I was one of the charter members of the Grand Lake Women’s Club which began in 1912 and met in the homes of the women.  One of our first projects was this cemetery.  We cleaned it up and built a fence around it and made arrangements with the park, which was established in 1915, to lease the cemetery.

My sister Caroline and her husband William Schuster and their two children, Florence and Helen,  moved here from Wisconsin in 1910 and homesteaded in the lower valley – down where the Grand River Inn is now. Carrie was a school teacher in Grand Lake in 1913 and 1914.   Will was very ill with tuberculosis but he managed to supervise some plumbing work that was done here in the early days.  He died in 1915 – he was just 41.  Carrie received the final deed on their homestead in 1916.

Carrie then married Henry Schnoor and they lived in the large house at the end of the main street in Grand Lake – she lived just two blocks from our house and our girls enjoyed playing together.   Henry was a carpenter and had lived on Green Mountain Ranch for quite awhile.  He built many log cabins in Grand Lake.  Henry’s wife had left him with two young girls.  He turned them over to the Harbison sisters to care for – at one time he wanted to marry Kitty Harbison, but she turned him down in order to help her sister and mother on the ranch.  When Henry married my sister Carrie, he went to get his two girls back. Beatrice (Bee) came back but Mary wanted to stay in the only home she ever remembered.

My husband died in 1920 in a hospital in Denver after having his leg amputated, he was 71.  Problems in the leg arose from an old injury from the blow of a mining hammer.   Winters were too hard here with cutting holes in the ice to get water and cutting wood to keep the house warm.  Not many visitors came to Grand Lake in the winter so I went back to Denver to work as a cook at school and make a living to take care of my three little girls.  We loved to return to Grand Lake each summer to escape the heat in Denver, and continued to rent the hotel until 1946.  Some of the same people came back to stay here every summer and the rooms at the Kauffman House are named for their favorite room.  The hotel was sold to Mr. and Mrs.
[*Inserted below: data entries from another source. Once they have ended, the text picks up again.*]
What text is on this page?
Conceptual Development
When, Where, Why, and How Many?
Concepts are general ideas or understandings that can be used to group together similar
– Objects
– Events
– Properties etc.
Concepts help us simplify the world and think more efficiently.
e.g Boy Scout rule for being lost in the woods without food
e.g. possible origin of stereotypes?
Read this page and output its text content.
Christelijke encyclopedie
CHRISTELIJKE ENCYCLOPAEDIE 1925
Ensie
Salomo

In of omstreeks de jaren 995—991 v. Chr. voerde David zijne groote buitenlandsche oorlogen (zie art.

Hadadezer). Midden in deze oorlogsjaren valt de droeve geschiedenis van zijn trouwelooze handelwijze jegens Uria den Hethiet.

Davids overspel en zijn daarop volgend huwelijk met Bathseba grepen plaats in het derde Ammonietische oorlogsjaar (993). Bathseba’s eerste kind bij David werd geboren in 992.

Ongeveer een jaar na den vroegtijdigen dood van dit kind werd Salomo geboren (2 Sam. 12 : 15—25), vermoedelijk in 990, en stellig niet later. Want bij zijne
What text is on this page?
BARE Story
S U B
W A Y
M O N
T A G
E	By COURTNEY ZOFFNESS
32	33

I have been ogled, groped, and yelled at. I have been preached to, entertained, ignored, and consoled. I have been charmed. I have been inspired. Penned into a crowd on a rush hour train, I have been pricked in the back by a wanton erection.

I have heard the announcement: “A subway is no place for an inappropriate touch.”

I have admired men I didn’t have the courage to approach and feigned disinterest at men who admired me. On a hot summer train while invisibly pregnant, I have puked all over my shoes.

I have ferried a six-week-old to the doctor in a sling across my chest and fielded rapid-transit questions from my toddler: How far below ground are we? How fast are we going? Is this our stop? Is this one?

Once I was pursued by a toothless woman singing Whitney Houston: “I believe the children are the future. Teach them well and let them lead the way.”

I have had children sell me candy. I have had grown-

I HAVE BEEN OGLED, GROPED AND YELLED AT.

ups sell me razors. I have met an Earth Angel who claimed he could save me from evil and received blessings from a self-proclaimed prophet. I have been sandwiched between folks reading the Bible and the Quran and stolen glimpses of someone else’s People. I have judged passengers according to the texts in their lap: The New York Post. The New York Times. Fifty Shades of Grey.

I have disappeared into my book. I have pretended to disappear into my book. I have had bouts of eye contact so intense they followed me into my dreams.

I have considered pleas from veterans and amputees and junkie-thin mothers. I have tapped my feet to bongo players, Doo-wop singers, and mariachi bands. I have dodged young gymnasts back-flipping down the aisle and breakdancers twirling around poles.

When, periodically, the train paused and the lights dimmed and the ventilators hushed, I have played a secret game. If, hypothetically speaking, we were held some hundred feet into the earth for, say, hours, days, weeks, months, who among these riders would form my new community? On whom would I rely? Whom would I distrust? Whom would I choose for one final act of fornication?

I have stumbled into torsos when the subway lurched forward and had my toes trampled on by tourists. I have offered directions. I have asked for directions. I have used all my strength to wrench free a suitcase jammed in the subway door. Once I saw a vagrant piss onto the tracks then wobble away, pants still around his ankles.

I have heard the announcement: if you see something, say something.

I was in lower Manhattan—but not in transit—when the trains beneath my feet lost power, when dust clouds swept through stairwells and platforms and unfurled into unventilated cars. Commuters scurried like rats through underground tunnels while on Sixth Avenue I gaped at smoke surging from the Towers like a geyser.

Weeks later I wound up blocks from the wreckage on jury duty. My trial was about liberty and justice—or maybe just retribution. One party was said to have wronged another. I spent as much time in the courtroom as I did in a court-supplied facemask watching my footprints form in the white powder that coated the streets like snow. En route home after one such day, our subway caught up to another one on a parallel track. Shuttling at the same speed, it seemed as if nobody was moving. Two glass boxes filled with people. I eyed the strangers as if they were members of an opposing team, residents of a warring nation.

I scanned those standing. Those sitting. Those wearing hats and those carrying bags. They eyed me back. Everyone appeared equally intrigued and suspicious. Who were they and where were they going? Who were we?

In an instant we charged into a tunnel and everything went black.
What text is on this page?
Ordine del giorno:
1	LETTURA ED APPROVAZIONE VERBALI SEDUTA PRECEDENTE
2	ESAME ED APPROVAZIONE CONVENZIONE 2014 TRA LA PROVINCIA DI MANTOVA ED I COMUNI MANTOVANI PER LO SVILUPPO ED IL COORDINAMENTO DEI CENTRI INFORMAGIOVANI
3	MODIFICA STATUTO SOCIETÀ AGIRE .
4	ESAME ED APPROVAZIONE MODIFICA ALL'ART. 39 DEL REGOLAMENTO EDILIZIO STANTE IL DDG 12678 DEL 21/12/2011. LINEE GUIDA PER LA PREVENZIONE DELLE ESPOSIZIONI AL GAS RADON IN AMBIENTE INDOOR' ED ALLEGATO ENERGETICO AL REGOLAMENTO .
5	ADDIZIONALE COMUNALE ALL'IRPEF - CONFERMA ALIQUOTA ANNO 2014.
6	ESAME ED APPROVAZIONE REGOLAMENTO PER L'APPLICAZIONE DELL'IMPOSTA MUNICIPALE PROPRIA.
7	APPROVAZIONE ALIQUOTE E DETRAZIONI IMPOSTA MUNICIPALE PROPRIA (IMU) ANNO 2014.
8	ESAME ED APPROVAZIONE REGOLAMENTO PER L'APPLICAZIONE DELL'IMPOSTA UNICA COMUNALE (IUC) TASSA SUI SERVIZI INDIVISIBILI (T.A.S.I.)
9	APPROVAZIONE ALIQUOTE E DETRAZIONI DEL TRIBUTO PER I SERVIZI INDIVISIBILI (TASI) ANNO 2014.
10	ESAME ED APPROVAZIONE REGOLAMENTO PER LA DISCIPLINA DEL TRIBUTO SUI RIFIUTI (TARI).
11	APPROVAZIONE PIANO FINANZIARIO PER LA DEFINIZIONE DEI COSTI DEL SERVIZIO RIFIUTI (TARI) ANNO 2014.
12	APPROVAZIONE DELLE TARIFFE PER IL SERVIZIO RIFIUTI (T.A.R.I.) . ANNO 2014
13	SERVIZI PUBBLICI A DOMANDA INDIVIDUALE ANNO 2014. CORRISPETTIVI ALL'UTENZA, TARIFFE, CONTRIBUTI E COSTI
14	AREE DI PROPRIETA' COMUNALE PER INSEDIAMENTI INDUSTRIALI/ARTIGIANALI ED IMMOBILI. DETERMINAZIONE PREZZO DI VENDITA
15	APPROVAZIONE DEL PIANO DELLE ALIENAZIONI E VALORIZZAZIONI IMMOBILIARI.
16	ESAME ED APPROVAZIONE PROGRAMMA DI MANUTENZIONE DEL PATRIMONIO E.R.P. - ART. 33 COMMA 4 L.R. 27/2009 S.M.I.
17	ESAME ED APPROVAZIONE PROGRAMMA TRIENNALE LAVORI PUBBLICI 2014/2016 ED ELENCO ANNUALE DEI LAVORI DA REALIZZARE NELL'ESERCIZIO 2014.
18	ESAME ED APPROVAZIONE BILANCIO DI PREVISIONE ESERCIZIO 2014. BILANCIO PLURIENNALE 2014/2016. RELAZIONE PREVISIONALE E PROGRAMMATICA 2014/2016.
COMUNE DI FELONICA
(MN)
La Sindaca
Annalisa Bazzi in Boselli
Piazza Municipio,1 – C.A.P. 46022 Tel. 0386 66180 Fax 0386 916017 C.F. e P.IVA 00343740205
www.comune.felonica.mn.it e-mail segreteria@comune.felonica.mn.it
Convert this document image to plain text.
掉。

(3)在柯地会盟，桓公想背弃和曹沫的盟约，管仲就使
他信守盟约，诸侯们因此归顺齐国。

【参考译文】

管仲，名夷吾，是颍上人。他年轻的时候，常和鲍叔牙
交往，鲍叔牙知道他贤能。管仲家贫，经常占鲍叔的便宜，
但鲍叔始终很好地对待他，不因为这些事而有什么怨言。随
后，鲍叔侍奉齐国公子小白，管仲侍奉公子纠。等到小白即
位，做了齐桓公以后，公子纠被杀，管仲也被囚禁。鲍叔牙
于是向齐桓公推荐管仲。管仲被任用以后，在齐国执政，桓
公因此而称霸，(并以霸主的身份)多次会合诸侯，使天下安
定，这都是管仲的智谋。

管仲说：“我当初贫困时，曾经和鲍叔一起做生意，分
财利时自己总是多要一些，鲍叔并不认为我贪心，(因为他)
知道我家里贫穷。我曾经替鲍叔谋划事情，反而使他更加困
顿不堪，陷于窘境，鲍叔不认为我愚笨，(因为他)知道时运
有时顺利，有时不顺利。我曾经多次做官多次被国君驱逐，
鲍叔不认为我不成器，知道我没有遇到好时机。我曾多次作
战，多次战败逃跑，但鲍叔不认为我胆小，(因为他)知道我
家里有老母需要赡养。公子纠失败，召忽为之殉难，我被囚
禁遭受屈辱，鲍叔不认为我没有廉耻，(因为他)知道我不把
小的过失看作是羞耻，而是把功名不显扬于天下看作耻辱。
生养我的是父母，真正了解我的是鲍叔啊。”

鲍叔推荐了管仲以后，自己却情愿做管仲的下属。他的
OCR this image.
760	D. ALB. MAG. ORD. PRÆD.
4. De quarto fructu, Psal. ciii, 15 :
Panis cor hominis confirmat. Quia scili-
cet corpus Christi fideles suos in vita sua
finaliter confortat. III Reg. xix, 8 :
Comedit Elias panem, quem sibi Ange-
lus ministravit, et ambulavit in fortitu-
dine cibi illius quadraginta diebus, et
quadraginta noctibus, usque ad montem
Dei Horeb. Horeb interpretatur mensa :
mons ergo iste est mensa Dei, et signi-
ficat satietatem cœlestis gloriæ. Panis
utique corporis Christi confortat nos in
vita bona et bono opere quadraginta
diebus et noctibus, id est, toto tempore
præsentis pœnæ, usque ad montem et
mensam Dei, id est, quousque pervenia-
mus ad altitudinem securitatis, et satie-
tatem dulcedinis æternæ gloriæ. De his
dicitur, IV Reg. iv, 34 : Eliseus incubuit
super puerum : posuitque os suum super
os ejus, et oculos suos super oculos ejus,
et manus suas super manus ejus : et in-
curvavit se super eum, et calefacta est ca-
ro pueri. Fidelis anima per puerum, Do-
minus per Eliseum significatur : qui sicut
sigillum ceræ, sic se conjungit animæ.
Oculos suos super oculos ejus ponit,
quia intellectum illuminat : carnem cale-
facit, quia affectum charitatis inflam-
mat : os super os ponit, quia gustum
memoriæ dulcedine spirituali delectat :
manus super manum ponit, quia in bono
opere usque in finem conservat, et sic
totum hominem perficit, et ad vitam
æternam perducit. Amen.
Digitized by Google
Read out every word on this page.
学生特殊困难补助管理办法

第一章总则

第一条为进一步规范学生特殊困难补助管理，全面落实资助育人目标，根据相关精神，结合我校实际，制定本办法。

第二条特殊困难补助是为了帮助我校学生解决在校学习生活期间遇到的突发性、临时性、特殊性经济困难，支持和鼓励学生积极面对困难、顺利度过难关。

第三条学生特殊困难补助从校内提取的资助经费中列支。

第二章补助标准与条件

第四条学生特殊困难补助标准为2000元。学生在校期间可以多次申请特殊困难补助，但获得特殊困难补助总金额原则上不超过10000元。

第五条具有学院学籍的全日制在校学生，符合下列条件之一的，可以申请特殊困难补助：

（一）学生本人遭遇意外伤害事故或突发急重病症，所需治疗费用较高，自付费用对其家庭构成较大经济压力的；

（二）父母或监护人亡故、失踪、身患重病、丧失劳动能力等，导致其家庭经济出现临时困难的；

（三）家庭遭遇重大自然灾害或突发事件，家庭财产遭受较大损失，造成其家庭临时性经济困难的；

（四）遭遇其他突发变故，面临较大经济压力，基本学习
Henry Rhone who used it as a dormitory for their summer workers at the Tavern Hotel and Corner Cupboard Restaurant until 1960.

Henry Schnoor died in 1943 at age 79 and Caroline lived until 1959 – she was 87.  Carrie lived here until she died – she was county superintendent of schools for many years, an elected position.   Carrie always had a fear of dying in the winter when they’d have to blast her grave.  Sure enough that’s what happened, and they didn’t feel they could blast up here by Will Schuster and so her grave is at the other end.

Beatrice married Oliver Dolloff but she died at the age of 23 and was buried in the Grand Lake Cemetery in 1927.